# Destin week of the 16th



## blownf150 (Jun 7, 2012)

I will be down the week of the 16th in destin with my son and a buddy of mine. I am bringing my bassboat again this year. I have done okay in the past in the bay for reds and trout. I would however like someone local to maybe ride with us and show us around a little more and how to catch some better fish.


----------



## Phat Old Man (May 24, 2012)

That's the best your going to do with a bass boat and not go in the gulf.


----------



## blownf150 (Jun 7, 2012)

Yeah I have no intentions of going out the pass. Just wanting to catch a few more fish.


----------



## Phat Old Man (May 24, 2012)

I have tried catching more fish around here for years and it just has not happened.


----------



## sunnh2o (Jul 28, 2009)

Ugh, good luck to you blownf150, i just hate people that are pessimists. You, your son and your buddy go have fun.
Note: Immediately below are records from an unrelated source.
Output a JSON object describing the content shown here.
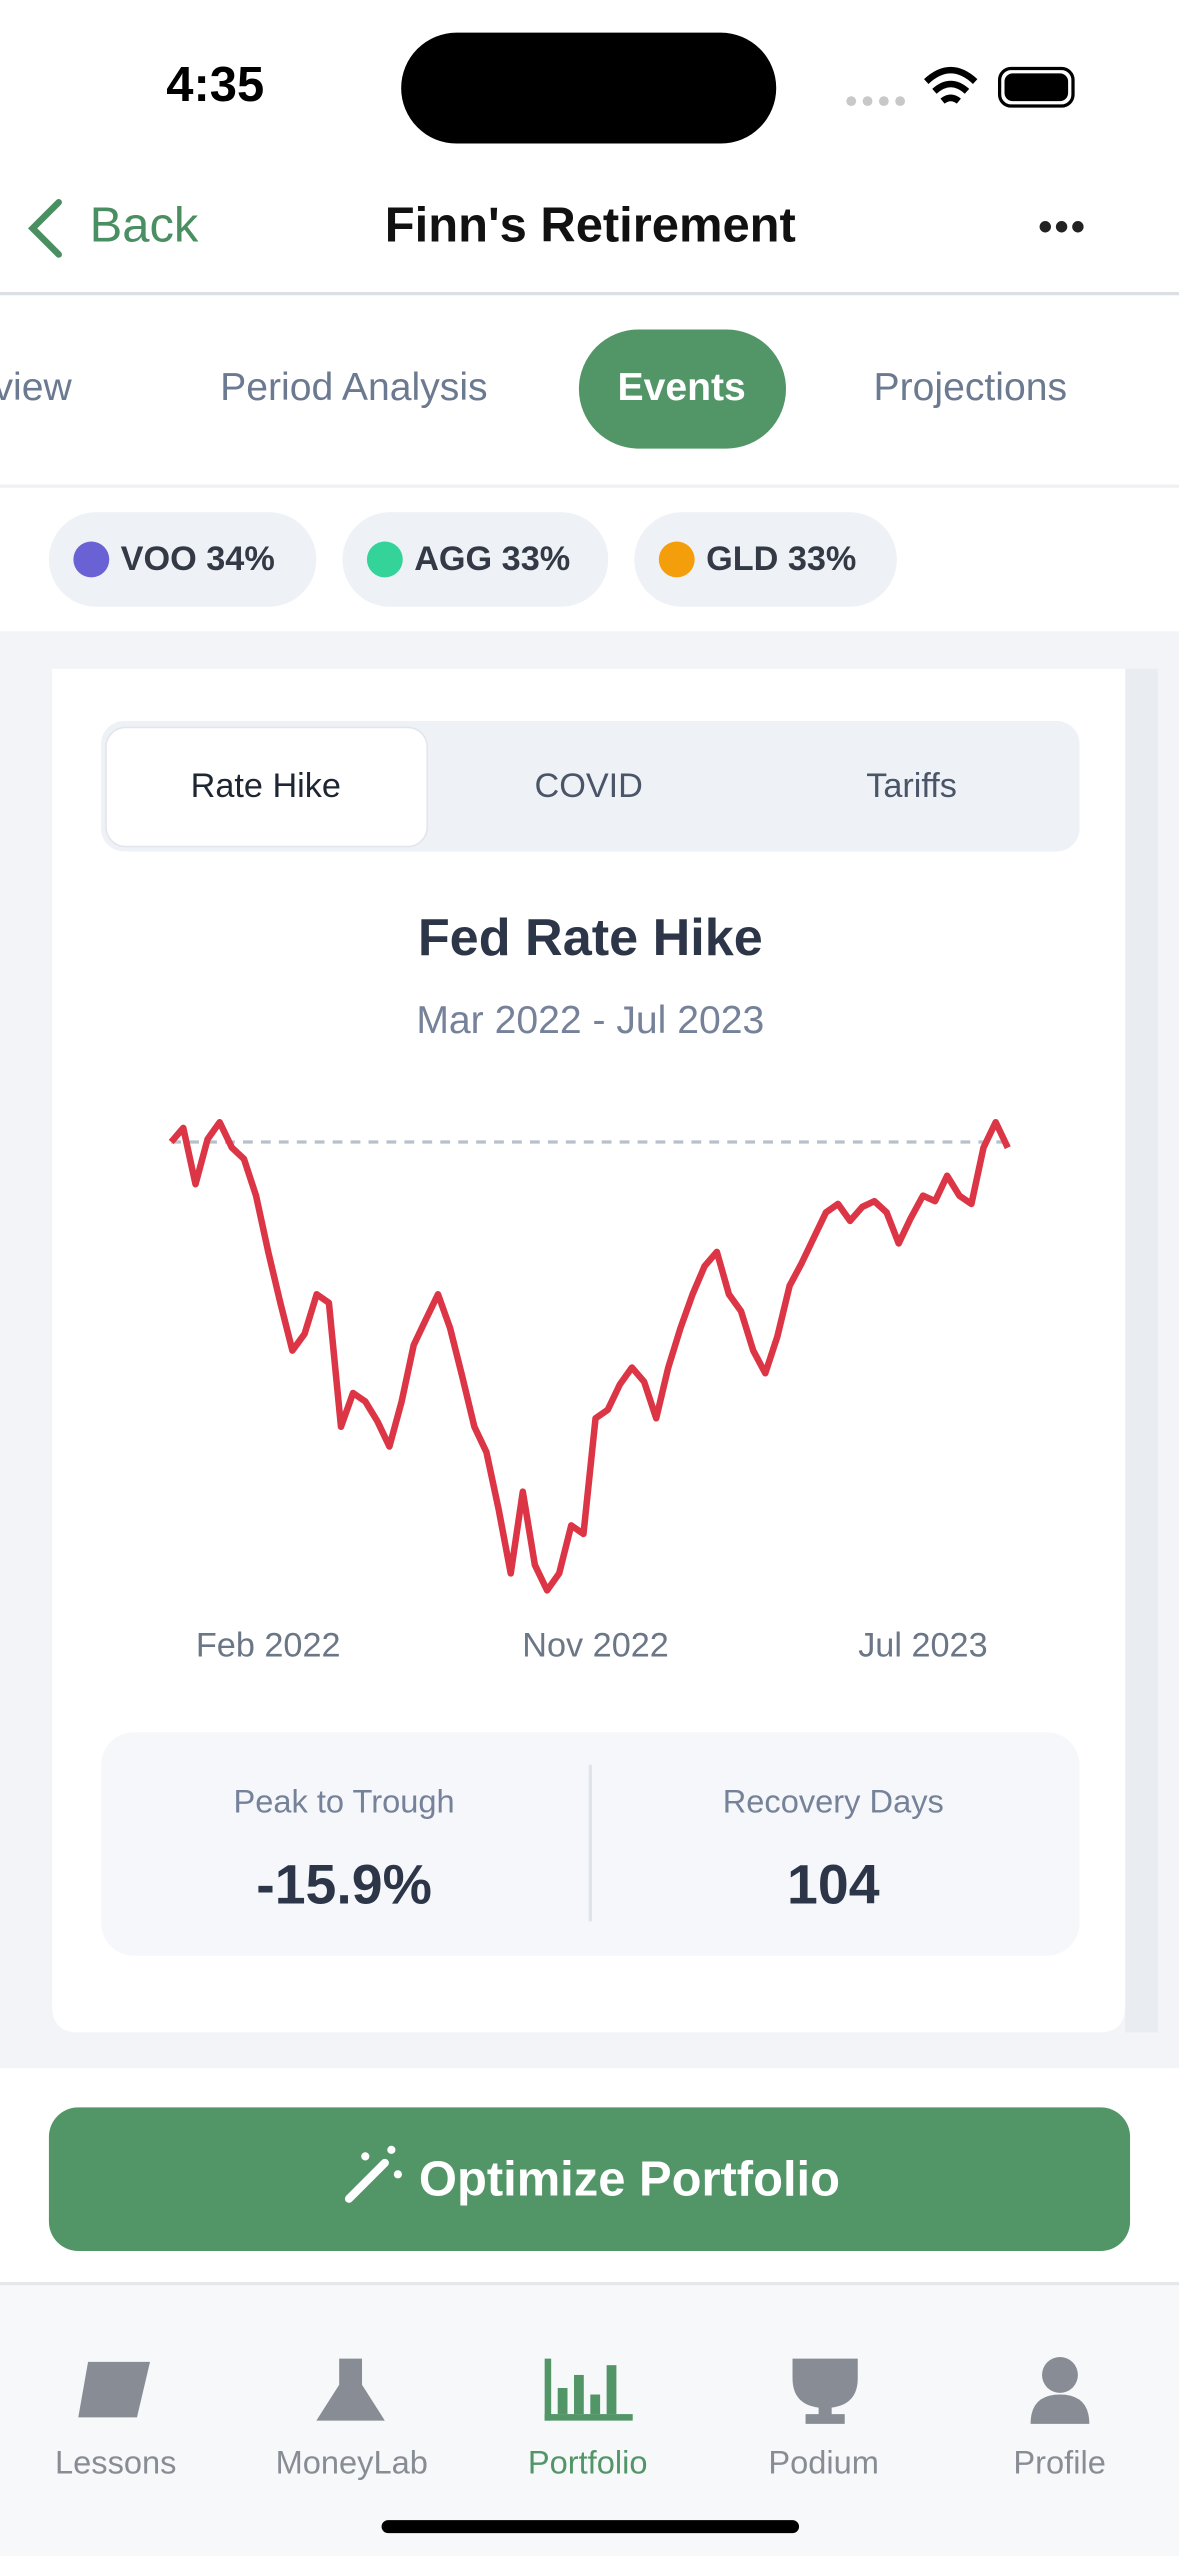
{
  "status_bar": {
    "time": "4:35"
  },
  "nav": {
    "back": "Back",
    "title": "Finn's Retirement"
  },
  "tabs": [
    "Overview",
    "Period Analysis",
    "Events",
    "Projections"
  ],
  "allocations": [
    "VOO 34%",
    "AGG 33%",
    "GLD 33%"
  ],
  "event_tabs": [
    "Rate Hike",
    "COVID",
    "Tariffs"
  ],
  "chart_data": {
    "type": "line",
    "title": "Fed Rate Hike",
    "subtitle": "Mar 2022 - Jul 2023",
    "color": "#dc3545",
    "categories": [
      null,
      null,
      null,
      null,
      null,
      null,
      null,
      null,
      "Feb 2022",
      null,
      null,
      null,
      null,
      null,
      null,
      null,
      null,
      null,
      null,
      null,
      null,
      null,
      null,
      null,
      null,
      null,
      null,
      null,
      null,
      null,
      null,
      null,
      null,
      null,
      null,
      "Nov 2022",
      null,
      null,
      null,
      null,
      null,
      null,
      null,
      null,
      null,
      null,
      null,
      null,
      null,
      null,
      null,
      null,
      null,
      null,
      null,
      null,
      null,
      null,
      null,
      null,
      null,
      null,
      "Jul 2023",
      null,
      null,
      null,
      null,
      null,
      null,
      null
    ],
    "values": [
      0,
      0.5,
      -1.5,
      0.1,
      0.7,
      -0.2,
      -0.6,
      -1.9,
      -3.9,
      -5.7,
      -7.4,
      -6.8,
      -5.4,
      -5.7,
      -10.1,
      -8.9,
      -9.2,
      -9.9,
      -10.8,
      -9.2,
      -7.2,
      -6.3,
      -5.4,
      -6.6,
      -8.3,
      -10.1,
      -11.0,
      -13.0,
      -15.3,
      -12.4,
      -15.0,
      -15.9,
      -15.3,
      -13.6,
      -13.9,
      -9.8,
      -9.5,
      -8.6,
      -8.0,
      -8.5,
      -9.8,
      -8.0,
      -6.6,
      -5.4,
      -4.4,
      -3.9,
      -5.4,
      -6.0,
      -7.4,
      -8.2,
      -6.9,
      -5.1,
      -4.3,
      -3.4,
      -2.5,
      -2.2,
      -2.8,
      -2.3,
      -2.1,
      -2.5,
      -3.6,
      -2.7,
      -1.9,
      -2.1,
      -1.2,
      -1.9,
      -2.2,
      -0.2,
      0.7,
      -0.2
    ]
  },
  "stats": [
    {
      "label": "Peak to Trough",
      "value": "-15.9%"
    },
    {
      "label": "Recovery Days",
      "value": "104"
    }
  ],
  "button": "Optimize Portfolio",
  "tab_bar": [
    "Lessons",
    "MoneyLab",
    "Portfolio",
    "Podium",
    "Profile"
  ]
}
Check the inshore reports section on this site to get some good info. I live in Al, and if you were comin this way Id be glad to help you out.


----------



## blownf150 (Jun 7, 2012)

Oh we will have a blast. He is leaving on weds to go to dc with his mom so I got to put him on a couple fish by then. He's a fishing machine only problem is he kicks me off the trolling motor. At least at ten he's still to short to reach the hotfoot so I can still drive. 

Well wish you were closer I'd love someone to go fish with us and show us around the bay better. I'd be glad to take someone if they came up to tn to catch some bass in return. Plus I'm offering one heck of a deal a day of free fishin just to show us how it's really done.


----------